Fort Lauderdale’s Jim Naugle helped turn the city into the “Yachting Capital of the World”

In his final State of the City address, Fort Lauderdale mayor Jim Naugle told commissioners that city government should remain friendly to boating because it is a big part of South Florida living — so big that it is the region’s largest economic engine, generating $13 billion a year.

A majority of Fort Lauderdale’s five-member city commission are serving for the first time in 2009 and Naugle — delivering his address March 4 at the Lauderdale Marine Center, a 50-acre boatyard and marina — gave the newcomers a heads-up about the importance of an industry that generates 130,000 jobs in South Florida.

“One of your challenges is to maintain and preserve the marine industry,” Naugle told the audience. “It really is our identity.” A Fort Lauderdale native who grew up just a block from New River, Naugle says the city grew up around the river, too.

The Tequesta Indians inhabited its banks for more than 1,000 years. Settlers moved in around the late 18th and early 19th century. The city’s development began in earnest in the 1890s when the Florida East Coast Railway came through.

Today, megayachts share the river with outboards, kayaks and cruising sailboats. The city calls itself the “Venice of America” or “Yachting Capital of the World,” citing its 50,000-plus boats — many of them foreign-flagged — and 165 miles of canals, river and Intracoastal Waterway in and around the city.

Naugle, a six-term Democratic mayor who left office March 17 because of term limits, received his first government appointment 24 years ago — to Fort Lauderdale’s Marine Advisory Board. Since then, Naugle has been a marine advocate on city boards, as a two-term commissioner and while serving as the city’s longest-sitting mayor.

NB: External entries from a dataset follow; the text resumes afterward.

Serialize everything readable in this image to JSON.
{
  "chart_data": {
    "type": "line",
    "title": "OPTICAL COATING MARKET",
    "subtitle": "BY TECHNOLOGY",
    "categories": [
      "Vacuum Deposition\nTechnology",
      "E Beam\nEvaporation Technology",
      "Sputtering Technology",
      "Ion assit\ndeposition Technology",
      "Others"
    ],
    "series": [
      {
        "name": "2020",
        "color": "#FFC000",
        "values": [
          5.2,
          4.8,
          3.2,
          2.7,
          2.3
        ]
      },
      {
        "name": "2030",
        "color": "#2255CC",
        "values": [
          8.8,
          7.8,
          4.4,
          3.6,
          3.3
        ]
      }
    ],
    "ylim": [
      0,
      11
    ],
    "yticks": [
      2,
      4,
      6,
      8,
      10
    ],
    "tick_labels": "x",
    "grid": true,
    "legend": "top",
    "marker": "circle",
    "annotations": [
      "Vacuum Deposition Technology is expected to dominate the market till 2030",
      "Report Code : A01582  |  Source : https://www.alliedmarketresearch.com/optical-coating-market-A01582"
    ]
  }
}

Naugle is an angler. He likes to go out with his wife, Broward judge Carol-Lisa Phillips, and their daughter, Rachel, on Time Out, their “old” 1977 36-foot Hatteras sportfisherman.

Naugle advised his colleagues to support measures that would promote boating and help the marine industry post-recession, including strengthening waterfront zoning that encourages marine usage, maintaining dredging, and ensuring the Bahia Mar Yachting Center can continue to host the Fort Lauderdale International Boat Show for years to come.

Naugle sat on the podium with Bob Cox, a co-founder of the Fort Lauderdale boat show, founder of the Lauderdale Marina, and Fort Lauderdale mayor from 1986-1991. Another alumnus of the city’s Marine Advisory Board, Cox also was notable for advocating for the marina industry and was a founding member of the Marine Industries Association of South Florida.

Naugle picked up where Cox left off in shifting the city’s focus from promoting mainly tourism to also promoting boating. Delivering his address at a boatyard and marina that boasts 3,300 feet of parallel dockage, 125 floating slips, 29 megayacht docks, 19 covered work sheds, and dozens of industry tenants and outside contractors who work on boats there, Naugle said, “This facility is very important to our city. It represents how important this industry is to us.”

While acknowledging the tough times, he reminded listeners that Fort Lauderdale had been through worse. In the 1920s, eager developers dug up acres of mangrove swamp to create Fort Lauderdale’s Las Olas Isles — a complex of islands laced with manmade canals that today is a neighborhood of expensive homes and yachts. Shortly after this excavation, a flurry of devastating punches — the hurricane of 1926, a real estate bust and the Great Depression — set the city back on its heels.

“What we’re experiencing now is very minor compared to what the city went through in the ’20s,” he says.

Ever the optimist, after leaving city government Naugle plans to go back to running his real estate business, Jim Naugle & Company.

Former Democratic state Rep. Jack Seiler is the new mayor of Fort Lauderdale.